The levies that have held water and ash in the pond have been classified by state and federal officials as high-hazard, meaning their failure could cause loss of human life or major damage to buildings. Pearce said residents also want to make sure that risk is eliminated, and that the company won’t use the property as a dumping location for coal-burning wastes from other power plants.


When the company removes all the water, what remains will no longer be considered a dam and regulated under the state’s dam safety program, so the high hazard rating will go away, said Peter Goodmann, director of the Kentucky Division of Water.

And Voyles said LG&E won’t be hauling in any ash from other locations.

He also said it’s impracticable to move Cane Run’s coal-burning waste, the vast majority packed in a large landfill along the Ohio River near the plant.

But Voyles said the company’s plans will offer safe encasement of the waste under layers of water-tight clay, dirt and thick grass.

Water is already being removed from the 52-acre pond.

Course bottom ash is going to the pond, to help make the mound. When the closure is finished, it will be be similar to the landfill, which sits on 110-acres, he said.

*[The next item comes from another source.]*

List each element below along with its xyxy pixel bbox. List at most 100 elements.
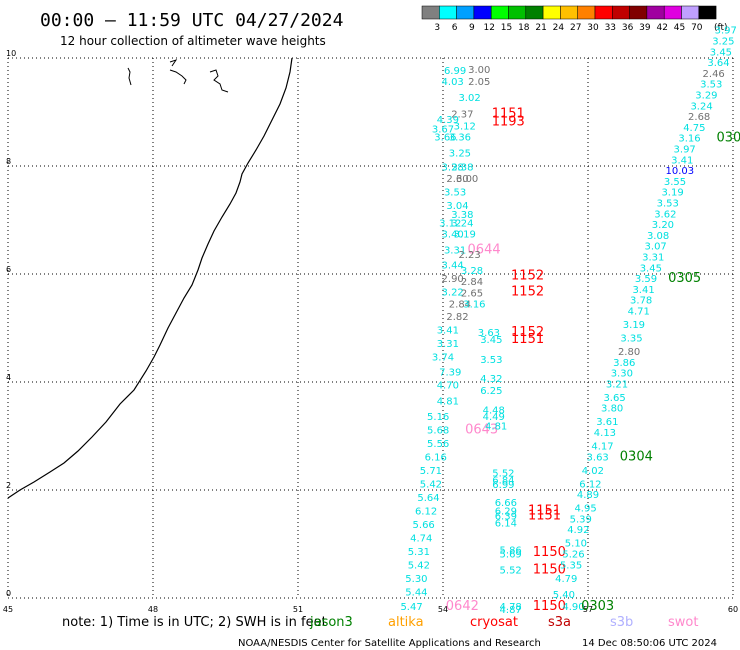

Voyles said the former ash pond will be about 17 feet high and designed for rain to wash across a clean grassy surface into a couple of lined stormwater basins.

Most of the landfill, which stands about 130 feet high, is already covered with clay, dirt and grass, but any remaining areas that are not will be as part of the final closure plan, he said.

He said groundwater monitoring wells are on the property and the company may add more.

LG&E has been burning coal since 1954 at Cane Run. For the last couple of years, it has been building a natural gas plant that produces less air pollution and no ash.

That new plant is now being tested.

“Between now and the end of May, we expect to complete that process,” he said. “So far, so good.”

So come June, the flow of ash from the old plant’s coal burners may stop for the first time in more than 60 years, marking the end of an era.